In the past fortnight, the generation of a deluge of sexually explicit, non-consensual intimate images of women and children by Grok – the chatbot embedded in Elon Musk’s platform, X – has pushed the government into uncharacteristically robust action. The technology secretary has brought into force the new offence of creating sexually explicit deepfakes, passed via the Data (Use and Access) Act last summer, and reiterated her commitment to banning nudification apps via the crime and policing bill, currently in the Lords. The prime minister has given Ofcom, who opened a formal investigation into the platform last Monday (12 January), his full backing to use all their enforcement powers if necessary and promised at PMQs to “strengthen existing laws and prepare for legislation if it needs to go further”. Serious discussions are now underway as to how and when to strengthen the Online Safety Act and, particularly, to fill gaps relating to AI chatbots.
But, despite increasing numbers of its own backbenchers exiting the platform, the government is resisting calls to stop using it for its own departmental communications. The argument given by ministers is that it’s important for the government to “keep a voice on a platform that’s used for so many people”. Even before Musk crossed a very large red line in recent weeks – then called the UK government fascist for complaining about it – the number of UK adults on X had been falling significantly since he bought Twitter and rebranded it in October 2022. There were 13% – or 5 million –fewer adults on the platform in June 2025, compared to two years earlier. With 19m monthly UK users still on the site (in June last year at least), Ofcom notes that it “remains the largest microblogging service”; its rivals Threads (4.3 million UK users) and Bluesky (2.7 million) lag far behind.

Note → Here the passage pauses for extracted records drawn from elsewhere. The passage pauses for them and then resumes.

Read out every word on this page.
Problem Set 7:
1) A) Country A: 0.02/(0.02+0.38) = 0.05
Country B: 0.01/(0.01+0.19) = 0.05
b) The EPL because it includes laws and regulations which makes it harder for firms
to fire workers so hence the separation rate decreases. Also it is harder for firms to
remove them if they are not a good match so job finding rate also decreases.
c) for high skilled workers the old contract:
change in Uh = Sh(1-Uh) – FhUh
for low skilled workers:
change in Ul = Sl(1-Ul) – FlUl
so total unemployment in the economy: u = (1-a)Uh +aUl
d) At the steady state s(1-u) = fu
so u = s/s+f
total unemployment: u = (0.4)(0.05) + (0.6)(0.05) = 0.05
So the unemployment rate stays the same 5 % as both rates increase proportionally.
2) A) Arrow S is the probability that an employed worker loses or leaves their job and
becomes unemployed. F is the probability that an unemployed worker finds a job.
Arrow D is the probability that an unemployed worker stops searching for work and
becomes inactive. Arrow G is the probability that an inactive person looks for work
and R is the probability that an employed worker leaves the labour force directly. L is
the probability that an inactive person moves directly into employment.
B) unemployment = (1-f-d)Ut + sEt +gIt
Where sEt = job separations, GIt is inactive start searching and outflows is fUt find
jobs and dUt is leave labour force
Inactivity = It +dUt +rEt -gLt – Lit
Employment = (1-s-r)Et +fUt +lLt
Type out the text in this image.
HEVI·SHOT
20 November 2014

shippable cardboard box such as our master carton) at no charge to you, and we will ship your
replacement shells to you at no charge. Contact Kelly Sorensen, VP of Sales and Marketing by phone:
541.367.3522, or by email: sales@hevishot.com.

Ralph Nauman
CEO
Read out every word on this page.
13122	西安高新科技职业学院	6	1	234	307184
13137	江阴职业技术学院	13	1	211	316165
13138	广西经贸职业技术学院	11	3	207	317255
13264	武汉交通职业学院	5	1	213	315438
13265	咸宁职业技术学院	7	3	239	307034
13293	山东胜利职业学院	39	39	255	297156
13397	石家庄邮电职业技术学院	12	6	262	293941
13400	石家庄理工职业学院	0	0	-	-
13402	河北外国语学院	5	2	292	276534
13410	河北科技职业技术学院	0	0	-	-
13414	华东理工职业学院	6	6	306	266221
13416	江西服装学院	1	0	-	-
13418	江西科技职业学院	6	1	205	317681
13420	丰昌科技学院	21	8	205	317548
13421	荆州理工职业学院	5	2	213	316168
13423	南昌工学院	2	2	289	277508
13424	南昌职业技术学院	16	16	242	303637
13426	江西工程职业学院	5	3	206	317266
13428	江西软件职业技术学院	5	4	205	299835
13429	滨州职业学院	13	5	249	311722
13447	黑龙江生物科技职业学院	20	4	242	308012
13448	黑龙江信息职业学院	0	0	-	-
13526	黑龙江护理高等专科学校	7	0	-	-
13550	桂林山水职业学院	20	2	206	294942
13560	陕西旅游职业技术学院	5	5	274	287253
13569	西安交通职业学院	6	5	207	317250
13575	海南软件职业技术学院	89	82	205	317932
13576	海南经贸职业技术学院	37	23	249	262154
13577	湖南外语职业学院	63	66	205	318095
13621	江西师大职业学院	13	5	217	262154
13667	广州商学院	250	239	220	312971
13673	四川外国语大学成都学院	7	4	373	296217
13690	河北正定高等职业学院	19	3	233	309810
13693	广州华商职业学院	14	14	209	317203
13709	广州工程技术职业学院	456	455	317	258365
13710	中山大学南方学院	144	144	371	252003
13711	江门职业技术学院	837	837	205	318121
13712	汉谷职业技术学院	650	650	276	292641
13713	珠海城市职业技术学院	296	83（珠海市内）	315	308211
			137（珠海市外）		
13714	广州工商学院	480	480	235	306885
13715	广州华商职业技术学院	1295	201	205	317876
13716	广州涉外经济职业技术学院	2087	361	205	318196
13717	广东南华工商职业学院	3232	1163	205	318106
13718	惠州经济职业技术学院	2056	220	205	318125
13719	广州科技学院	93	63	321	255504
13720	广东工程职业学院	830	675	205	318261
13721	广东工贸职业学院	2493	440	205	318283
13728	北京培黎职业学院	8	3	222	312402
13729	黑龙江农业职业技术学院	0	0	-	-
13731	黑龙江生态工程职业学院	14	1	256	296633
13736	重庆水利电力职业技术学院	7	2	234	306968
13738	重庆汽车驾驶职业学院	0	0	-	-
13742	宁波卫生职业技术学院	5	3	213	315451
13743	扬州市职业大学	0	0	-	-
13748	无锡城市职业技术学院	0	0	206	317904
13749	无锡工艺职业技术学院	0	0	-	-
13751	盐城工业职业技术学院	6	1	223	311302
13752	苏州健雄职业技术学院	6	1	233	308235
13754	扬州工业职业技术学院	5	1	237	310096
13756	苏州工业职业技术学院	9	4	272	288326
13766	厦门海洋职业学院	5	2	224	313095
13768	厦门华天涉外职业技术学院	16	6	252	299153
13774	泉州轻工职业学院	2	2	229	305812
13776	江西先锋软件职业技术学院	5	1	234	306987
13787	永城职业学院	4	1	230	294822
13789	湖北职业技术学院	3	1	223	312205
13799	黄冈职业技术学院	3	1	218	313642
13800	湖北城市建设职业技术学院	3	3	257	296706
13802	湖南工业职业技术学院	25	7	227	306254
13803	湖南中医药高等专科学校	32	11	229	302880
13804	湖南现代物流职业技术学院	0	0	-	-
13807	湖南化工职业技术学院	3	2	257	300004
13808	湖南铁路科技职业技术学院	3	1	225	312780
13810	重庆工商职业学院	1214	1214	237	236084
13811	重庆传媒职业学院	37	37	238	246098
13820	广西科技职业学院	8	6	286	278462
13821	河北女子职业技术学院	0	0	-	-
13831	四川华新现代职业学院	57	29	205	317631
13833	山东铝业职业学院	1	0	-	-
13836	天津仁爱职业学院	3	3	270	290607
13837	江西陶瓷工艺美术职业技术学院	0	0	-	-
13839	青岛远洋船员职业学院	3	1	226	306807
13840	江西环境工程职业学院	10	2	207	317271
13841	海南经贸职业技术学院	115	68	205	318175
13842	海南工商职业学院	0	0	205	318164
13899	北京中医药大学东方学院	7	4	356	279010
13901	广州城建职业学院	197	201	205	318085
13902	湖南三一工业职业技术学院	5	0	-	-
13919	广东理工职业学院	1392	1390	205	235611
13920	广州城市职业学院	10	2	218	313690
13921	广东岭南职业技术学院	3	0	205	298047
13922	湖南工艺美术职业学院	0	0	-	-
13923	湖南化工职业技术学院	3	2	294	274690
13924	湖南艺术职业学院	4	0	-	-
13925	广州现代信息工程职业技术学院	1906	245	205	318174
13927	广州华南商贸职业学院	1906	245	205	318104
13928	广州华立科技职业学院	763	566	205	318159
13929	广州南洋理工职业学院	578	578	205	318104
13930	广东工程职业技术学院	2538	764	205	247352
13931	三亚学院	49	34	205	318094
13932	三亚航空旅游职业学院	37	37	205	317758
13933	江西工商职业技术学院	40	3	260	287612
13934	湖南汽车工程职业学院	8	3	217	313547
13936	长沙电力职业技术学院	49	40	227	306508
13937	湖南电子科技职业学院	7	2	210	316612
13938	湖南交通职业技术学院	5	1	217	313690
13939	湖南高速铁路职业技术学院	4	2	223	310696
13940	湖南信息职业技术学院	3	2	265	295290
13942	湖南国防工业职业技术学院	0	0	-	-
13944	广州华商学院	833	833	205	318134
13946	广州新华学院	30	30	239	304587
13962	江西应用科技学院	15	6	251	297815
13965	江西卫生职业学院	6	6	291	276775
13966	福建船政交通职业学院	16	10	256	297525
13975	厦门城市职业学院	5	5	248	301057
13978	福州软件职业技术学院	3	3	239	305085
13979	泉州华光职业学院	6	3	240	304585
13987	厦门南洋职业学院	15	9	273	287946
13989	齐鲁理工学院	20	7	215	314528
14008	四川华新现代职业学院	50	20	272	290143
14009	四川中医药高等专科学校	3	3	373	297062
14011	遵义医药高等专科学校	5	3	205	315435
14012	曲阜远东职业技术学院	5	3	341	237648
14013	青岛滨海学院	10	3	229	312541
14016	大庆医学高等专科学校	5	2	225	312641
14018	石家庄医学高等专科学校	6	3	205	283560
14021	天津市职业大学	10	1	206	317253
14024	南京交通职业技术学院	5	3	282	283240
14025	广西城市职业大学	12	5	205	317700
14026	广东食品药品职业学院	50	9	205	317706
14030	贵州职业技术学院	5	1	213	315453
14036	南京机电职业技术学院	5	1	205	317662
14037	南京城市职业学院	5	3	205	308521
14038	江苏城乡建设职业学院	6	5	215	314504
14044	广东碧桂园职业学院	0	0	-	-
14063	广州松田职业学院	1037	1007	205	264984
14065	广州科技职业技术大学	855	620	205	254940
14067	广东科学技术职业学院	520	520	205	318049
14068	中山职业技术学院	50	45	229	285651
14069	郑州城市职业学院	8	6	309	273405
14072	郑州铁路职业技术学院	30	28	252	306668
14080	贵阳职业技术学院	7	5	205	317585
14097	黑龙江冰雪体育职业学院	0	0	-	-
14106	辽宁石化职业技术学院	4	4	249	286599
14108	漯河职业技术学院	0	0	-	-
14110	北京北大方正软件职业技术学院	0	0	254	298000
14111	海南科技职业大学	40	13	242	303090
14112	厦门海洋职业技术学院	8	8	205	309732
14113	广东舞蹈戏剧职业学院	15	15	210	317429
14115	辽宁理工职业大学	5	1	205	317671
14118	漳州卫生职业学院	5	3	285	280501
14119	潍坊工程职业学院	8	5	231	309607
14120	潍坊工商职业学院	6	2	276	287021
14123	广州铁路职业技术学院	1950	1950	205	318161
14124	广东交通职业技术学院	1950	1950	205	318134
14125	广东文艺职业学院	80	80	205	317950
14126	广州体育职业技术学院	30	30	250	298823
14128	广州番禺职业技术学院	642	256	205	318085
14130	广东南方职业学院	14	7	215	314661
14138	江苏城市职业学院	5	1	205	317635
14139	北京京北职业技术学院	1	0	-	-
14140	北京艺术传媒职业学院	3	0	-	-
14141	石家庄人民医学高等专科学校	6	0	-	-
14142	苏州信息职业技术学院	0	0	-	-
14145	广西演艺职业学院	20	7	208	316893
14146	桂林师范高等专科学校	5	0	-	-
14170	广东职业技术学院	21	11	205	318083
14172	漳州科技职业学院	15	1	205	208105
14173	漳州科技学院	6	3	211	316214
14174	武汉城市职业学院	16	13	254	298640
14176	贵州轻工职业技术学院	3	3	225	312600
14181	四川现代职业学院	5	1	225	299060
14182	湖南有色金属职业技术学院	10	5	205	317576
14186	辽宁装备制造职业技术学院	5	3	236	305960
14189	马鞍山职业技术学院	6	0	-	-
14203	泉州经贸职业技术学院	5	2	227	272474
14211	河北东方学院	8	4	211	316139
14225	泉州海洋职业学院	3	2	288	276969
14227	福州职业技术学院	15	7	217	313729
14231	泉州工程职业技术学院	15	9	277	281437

But even if there is an argument that X is still important in terms of reach, what does the government’s ongoing presence there mean in practice? If the government is there, then other organisations have to be there too: charities, NGOs, campaigners who want to engage with, influence or hold the government to account have no choice but to stay. If the government posts on there first, before posting on other social media platforms, then that’s where the journalists and Westminster watchers have to stay. (It’s notable that – at the time of writing – no ministerial departments have accounts on Bluesky, despite many of the politicos and commentators who thrived on the Twitter of old having migrated there in recent years.) If the government is there, it drives more engagement (and money) to the platform while putting its ministers at risk of their content appearing alongside illegal content or non-consensual imagery: researchers have found Grok-generated explicit content next to posts from, among others, the health secretary and foreign secretary.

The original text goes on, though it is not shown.